The following reports were originally published by Liberation News
People from across Connecticut have come out to many rallies, vigils and marches in support of the rebellion in Ferguson, Mo., following the police killing of Michael Brown.
About 70 people, including 15 children, took part in a vigil for Michael Brown in front of Kingston, N.Y., City Hall Aug. 14.
Chicago took to the streets, in solidarity with over 50 cities, demanding justice for Michael Brown and an end to police brutality.
Hundreds gathered for a national moment of silence for Michael Brown that lasted four minutes; one minute for every hour that cops left Michael’s body in the street after shooting him. A speaker said, “…Black lives matter, children’s lives matter and Palestinian’s lives matter…” Solidarity was not only the point of today’s action, but also the feeling that was shared among the attendees.
On August 14, as part of the National Moment of Silence actions coordinated in solidarity against the racist police killing of Michael Brown and with the resistance of the people of Ferguson, independent members of the community organized a vigil at Love Park in center city Philadelphia.
More than 100 people, many new to protesting, gathered at Pine and 4th Streets in Seattle for the National Moment of Silence, locally convened by Mothers for Police Accountability and the John T. Williams Organizing Committee. The Rev. Harriet Walden welcomed participants, saying, “It’s a war in America; we are here to stand up for democracy.”
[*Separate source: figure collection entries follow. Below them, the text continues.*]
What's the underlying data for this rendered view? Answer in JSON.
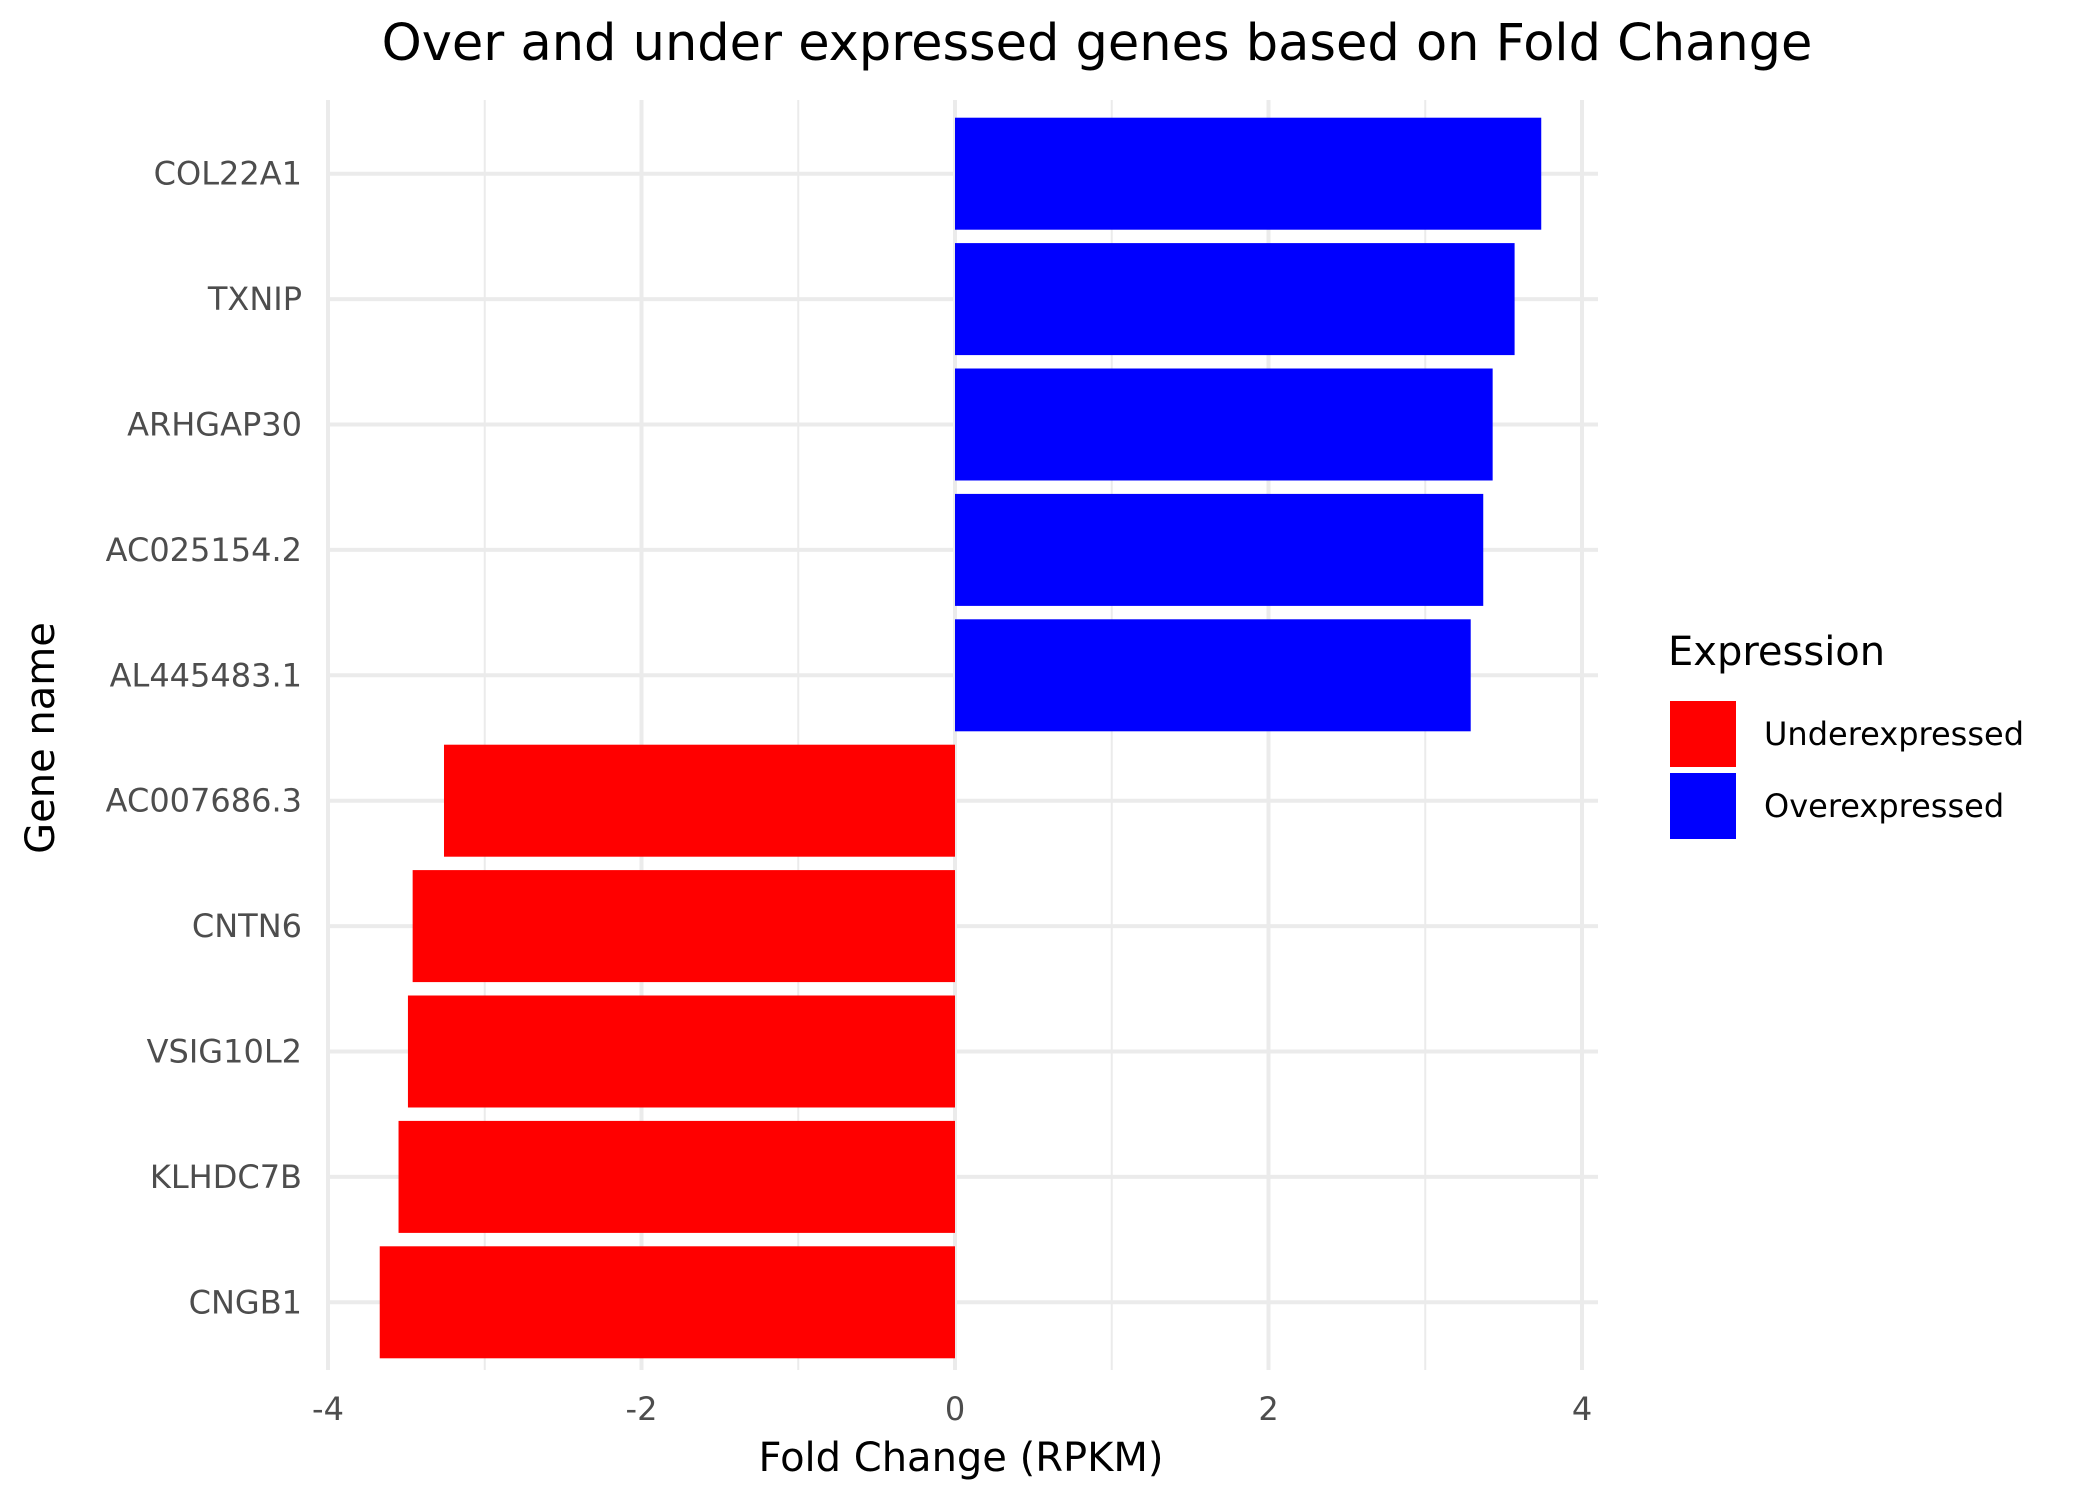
{
  "chart_data": {
    "type": "bar",
    "orientation": "horizontal",
    "title": "Over and under expressed genes based on Fold Change",
    "xlabel": "Fold Change (RPKM)",
    "ylabel": "Gene name",
    "xlim": [
      -4,
      4
    ],
    "xticks": [
      -4,
      -2,
      0,
      2,
      4
    ],
    "x_minor_ticks": [
      -3,
      -1,
      1,
      3
    ],
    "grid": true,
    "categories": [
      "COL22A1",
      "TXNIP",
      "ARHGAP30",
      "AC025154.2",
      "AL445483.1",
      "AC007686.3",
      "CNTN6",
      "VSIG10L2",
      "KLHDC7B",
      "CNGB1"
    ],
    "values": [
      3.74,
      3.57,
      3.43,
      3.37,
      3.29,
      -3.26,
      -3.46,
      -3.49,
      -3.55,
      -3.67
    ],
    "groups": [
      "Overexpressed",
      "Overexpressed",
      "Overexpressed",
      "Overexpressed",
      "Overexpressed",
      "Underexpressed",
      "Underexpressed",
      "Underexpressed",
      "Underexpressed",
      "Underexpressed"
    ],
    "legend": {
      "title": "Expression",
      "position": "right",
      "entries": [
        {
          "label": "Underexpressed",
          "color": "#ff0000"
        },
        {
          "label": "Overexpressed",
          "color": "#0000ff"
        }
      ]
    }
  }
}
The diverse, mostly young demonstrators maintained silence for 40 minutes. The homemade signs spoke volumes: from “Mourn for Mike Brown” to “It’s not right for the old to bury the dead. It’s not right” to “‘Oh yes, I’ll say it plain, America has never been America to me’ #BlackLivesMatter #PleaseDon’tShoot.”
Los Angeles, Calif.
|Los Angeles, Calif.|
On Sunday, August 17, over 800 people rallied and marched in downtown Los Angeles against racist police killings from LA to Ferguson, Missouri. The rally began at the Los Angeles Police headquarters and marched through several crowded areas bringing a message of resistance and struggle. Many many onlookers expressed solidarity with the march.
The police murder of Ezell Ford, a 24-year-old mentally disabled African-American youth, was the spark that lit the anger seething across LA. Communities are fed up with racism, police brutality, unemployment, poverty, cut backs in city services – all amid vast wealth for a few. Ezell was shot in the back by two officers while he was laying on the ground.